I was chatting with a villager when a speeding jeep screeched to a halt nearby.
The driver of the vehicle emerged and asked if he could get a can of water as his engine was overheating.
It was around noon and the midday sun was unbearable. I went across to ask the person to join me in the shade while the water was being fetched to cool the engine.
It was only when I came close that I realized it was none other that Rajiv Gandhi.
Rajiv used to love driving out of Delhi and often used to visit his farmhouse on the outskirts of Mehrauli.
He also liked to use the route across Gadaipur to a village called Mandi on the road towards Gurgaon.
He was on one such trip when his vehicle had started to give problems.
Rajiv had just quit his career as a pilot with Indian Airlines.
He was taking his first hesitant steps into politics and was trying to get a broader picture of the country and its problems.
He had collected some friends like Arun Singh, his cousin Arun Nehru and other bright young people to act like a think tank to brainstorm on various issues and offer suggestions to Prime Minister Indira Gandhi.
His entry into politics had been sudden and tragic, following the death of his younger brother, Sanjay Gandhi, in a plane crash.

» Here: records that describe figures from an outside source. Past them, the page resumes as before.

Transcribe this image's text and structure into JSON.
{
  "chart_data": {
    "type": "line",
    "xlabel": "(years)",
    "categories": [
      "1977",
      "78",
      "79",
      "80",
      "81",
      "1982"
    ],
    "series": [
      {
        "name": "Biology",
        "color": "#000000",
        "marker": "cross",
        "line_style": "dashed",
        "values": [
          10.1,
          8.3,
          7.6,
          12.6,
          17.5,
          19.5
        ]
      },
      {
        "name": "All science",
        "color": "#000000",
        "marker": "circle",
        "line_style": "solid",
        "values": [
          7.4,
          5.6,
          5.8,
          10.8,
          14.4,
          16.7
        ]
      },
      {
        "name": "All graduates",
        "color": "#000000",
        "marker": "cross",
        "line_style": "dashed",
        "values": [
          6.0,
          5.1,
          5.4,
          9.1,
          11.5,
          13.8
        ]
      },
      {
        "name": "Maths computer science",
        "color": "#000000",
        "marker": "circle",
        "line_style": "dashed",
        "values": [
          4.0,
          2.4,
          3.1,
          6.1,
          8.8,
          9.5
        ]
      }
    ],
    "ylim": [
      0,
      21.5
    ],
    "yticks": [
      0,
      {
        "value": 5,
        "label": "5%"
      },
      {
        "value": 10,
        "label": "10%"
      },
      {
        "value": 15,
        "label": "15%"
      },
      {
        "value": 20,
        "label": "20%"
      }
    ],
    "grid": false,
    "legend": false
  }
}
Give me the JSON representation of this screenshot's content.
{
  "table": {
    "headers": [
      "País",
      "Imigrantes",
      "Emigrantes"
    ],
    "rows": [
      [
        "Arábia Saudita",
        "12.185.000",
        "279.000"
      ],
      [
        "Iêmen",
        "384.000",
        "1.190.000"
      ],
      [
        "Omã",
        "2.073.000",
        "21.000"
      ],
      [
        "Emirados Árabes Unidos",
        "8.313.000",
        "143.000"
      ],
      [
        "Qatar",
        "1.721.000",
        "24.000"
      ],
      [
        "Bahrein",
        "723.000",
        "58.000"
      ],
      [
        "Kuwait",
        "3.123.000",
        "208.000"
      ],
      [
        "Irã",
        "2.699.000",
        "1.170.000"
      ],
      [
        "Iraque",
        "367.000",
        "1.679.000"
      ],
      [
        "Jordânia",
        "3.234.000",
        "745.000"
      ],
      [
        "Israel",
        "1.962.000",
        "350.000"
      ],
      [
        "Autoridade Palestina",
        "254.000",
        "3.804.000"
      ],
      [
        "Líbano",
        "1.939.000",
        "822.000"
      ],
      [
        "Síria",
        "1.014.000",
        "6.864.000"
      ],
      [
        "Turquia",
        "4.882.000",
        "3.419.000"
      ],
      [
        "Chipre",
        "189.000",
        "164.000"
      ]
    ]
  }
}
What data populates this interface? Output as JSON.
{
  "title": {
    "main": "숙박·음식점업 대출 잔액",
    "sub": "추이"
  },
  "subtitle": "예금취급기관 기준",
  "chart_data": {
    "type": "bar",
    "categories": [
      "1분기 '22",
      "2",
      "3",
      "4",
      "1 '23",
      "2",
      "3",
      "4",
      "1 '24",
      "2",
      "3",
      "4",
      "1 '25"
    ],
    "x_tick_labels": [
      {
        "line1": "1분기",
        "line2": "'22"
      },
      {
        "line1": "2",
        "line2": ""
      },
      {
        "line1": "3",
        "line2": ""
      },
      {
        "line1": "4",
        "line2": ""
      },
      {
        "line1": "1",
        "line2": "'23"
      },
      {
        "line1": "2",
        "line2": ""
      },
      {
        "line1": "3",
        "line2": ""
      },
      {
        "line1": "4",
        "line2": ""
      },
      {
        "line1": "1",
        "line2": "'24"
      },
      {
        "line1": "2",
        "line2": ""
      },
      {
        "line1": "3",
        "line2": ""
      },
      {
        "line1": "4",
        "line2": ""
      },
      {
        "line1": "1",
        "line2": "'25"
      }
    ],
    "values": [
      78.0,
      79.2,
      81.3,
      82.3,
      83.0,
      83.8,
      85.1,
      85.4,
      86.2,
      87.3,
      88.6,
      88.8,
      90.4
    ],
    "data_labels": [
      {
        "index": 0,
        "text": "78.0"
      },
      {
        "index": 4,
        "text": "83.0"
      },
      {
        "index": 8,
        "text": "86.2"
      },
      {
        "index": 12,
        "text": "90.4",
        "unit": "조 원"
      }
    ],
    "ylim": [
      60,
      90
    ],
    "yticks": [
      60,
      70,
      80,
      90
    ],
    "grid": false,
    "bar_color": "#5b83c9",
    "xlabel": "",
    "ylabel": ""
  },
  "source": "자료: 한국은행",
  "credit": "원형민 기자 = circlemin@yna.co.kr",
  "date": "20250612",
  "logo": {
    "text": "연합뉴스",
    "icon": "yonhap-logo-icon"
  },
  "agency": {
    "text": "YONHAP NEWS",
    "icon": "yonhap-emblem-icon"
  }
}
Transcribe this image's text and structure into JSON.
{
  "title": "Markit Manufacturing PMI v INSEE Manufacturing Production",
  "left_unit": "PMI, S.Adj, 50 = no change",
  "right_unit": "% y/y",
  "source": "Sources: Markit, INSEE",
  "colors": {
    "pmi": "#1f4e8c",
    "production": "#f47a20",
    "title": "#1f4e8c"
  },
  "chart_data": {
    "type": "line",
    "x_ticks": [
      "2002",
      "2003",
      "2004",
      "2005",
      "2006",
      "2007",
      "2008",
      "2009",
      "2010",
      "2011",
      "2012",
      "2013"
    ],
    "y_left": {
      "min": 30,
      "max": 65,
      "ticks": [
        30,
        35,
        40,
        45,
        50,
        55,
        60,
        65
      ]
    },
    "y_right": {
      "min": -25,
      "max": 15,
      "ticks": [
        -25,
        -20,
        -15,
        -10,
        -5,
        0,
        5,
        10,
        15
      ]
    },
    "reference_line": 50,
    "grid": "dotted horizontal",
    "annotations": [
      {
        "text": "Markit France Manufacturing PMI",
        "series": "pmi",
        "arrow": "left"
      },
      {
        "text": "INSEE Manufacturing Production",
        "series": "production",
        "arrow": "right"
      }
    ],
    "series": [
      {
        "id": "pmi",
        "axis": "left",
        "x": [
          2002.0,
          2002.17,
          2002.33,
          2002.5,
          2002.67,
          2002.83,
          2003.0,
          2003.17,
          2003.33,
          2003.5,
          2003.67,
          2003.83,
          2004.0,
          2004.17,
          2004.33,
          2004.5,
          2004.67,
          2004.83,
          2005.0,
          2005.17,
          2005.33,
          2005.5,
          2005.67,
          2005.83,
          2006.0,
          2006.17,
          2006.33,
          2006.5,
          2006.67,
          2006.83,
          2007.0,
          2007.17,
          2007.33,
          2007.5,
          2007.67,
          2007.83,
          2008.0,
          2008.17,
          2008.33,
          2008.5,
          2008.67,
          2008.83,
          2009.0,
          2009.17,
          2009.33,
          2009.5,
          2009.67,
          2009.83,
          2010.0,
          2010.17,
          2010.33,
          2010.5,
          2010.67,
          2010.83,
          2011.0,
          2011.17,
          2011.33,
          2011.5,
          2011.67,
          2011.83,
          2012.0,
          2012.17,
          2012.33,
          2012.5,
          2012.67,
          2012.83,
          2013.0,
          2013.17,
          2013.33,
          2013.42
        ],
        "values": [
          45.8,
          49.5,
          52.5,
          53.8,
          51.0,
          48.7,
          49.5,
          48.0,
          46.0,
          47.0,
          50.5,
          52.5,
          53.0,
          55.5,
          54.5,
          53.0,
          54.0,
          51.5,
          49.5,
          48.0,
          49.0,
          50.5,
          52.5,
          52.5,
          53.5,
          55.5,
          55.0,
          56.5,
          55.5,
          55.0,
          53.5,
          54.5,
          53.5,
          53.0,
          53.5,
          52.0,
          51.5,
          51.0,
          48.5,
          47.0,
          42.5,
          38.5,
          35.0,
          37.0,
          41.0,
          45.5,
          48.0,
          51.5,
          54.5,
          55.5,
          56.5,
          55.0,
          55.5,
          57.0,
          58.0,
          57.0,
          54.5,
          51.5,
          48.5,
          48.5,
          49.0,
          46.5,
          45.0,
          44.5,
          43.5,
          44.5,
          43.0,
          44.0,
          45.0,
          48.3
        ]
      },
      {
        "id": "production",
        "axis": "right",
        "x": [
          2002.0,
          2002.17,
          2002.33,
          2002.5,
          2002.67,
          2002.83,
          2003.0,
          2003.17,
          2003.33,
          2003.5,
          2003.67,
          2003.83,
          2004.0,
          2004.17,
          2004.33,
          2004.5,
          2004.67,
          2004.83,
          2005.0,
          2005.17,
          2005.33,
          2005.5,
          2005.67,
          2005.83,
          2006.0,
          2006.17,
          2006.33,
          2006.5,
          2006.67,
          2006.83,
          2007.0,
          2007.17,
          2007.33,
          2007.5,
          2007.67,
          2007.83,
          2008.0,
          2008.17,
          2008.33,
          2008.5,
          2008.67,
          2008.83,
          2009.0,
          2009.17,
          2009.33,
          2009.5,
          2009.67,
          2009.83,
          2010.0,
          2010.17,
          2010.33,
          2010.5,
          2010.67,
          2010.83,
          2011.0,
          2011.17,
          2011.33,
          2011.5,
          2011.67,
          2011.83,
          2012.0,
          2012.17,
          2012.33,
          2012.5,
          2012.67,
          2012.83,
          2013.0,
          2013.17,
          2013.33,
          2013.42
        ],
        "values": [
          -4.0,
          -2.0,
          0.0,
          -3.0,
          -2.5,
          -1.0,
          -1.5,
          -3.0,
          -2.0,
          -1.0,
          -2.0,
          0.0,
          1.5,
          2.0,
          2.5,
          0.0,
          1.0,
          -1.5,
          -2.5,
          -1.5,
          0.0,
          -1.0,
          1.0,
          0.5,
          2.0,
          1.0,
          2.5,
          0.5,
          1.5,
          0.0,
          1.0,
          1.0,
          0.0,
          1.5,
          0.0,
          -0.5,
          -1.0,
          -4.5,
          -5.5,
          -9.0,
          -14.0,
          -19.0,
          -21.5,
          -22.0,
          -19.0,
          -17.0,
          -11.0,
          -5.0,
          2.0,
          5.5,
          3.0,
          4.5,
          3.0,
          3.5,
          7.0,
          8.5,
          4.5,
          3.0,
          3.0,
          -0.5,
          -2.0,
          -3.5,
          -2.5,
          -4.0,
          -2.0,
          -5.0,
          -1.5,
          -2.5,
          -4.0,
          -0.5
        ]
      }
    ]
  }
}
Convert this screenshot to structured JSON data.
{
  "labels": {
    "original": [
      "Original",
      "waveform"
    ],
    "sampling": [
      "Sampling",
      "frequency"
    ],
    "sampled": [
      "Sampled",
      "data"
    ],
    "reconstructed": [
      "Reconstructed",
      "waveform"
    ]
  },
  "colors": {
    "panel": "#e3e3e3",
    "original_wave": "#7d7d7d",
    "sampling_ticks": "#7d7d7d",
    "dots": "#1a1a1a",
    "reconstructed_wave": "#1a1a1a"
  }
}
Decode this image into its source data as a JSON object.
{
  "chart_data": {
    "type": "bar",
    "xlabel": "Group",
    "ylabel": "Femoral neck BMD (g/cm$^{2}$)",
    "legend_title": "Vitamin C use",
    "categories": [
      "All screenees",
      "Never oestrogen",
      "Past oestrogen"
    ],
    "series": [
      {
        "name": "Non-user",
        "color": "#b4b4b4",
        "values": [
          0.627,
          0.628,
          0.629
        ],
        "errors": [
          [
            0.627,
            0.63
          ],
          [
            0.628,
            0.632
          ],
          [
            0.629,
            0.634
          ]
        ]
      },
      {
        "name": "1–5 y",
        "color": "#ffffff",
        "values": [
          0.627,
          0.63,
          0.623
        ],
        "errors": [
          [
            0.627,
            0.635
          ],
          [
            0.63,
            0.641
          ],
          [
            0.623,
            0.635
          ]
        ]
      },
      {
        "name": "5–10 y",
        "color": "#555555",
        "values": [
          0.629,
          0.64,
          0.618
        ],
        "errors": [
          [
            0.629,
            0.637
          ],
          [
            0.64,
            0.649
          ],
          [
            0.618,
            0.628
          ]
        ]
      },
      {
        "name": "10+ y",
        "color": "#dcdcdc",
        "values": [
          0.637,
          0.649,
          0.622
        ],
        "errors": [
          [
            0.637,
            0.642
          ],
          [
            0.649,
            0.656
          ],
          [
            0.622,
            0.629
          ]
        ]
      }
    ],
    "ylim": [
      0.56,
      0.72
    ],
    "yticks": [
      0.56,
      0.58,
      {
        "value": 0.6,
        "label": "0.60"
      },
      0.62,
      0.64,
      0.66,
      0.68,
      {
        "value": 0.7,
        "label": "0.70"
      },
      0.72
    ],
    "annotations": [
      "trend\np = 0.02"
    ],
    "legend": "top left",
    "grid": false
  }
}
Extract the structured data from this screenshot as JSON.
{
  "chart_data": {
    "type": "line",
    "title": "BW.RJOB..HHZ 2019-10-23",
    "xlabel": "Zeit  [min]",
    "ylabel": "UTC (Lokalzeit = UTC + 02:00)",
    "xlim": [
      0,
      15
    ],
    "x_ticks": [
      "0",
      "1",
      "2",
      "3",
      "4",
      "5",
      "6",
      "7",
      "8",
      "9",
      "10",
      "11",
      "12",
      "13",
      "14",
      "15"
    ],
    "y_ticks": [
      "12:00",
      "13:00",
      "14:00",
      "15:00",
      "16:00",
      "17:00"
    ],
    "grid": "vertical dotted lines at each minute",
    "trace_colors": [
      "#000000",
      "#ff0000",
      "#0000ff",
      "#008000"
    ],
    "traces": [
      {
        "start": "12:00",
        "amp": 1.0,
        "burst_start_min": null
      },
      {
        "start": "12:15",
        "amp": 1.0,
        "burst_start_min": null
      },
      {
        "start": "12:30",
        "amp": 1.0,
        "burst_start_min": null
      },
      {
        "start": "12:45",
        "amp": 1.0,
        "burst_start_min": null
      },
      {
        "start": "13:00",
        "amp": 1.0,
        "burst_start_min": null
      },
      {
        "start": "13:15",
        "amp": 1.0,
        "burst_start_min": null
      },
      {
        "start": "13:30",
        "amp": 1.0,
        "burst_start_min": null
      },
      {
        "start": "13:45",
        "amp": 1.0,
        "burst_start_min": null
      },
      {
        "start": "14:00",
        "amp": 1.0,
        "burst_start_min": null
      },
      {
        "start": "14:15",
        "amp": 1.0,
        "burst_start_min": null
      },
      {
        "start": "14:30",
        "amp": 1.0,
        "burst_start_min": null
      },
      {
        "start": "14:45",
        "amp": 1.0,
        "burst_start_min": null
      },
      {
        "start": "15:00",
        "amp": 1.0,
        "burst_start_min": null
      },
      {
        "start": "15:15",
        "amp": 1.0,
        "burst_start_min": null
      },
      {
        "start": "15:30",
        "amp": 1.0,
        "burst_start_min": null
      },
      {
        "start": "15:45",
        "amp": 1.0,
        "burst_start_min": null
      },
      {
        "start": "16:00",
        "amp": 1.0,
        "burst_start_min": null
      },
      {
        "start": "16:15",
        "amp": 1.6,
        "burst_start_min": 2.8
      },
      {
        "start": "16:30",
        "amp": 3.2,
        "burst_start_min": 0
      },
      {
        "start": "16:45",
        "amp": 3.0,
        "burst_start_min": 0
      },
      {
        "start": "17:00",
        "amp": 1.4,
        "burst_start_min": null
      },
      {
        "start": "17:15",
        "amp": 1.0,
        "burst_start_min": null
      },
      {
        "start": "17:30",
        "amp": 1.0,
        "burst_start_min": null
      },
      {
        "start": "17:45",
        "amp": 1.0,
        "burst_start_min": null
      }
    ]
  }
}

Rajiv had become a huge emotional support for his grief-stricken mother as she has been very dependent on Sanjay, her anointed political heir.
"What are you doing in such a desolate plate and that too at the height of summer?" Rajiv asked me after I had introduced myself.
"I am in the real-estate business and am inspired by the idea of creating a modern city on the outskirts of Delhi," I replied.
He became interested and pressed me on the issue.
"What is holding it up and why don't you do it?" he asked.
Image: Indira Gandhi seen with sons Rajiv Gandhi and Sanjay Gandhi in this file photo.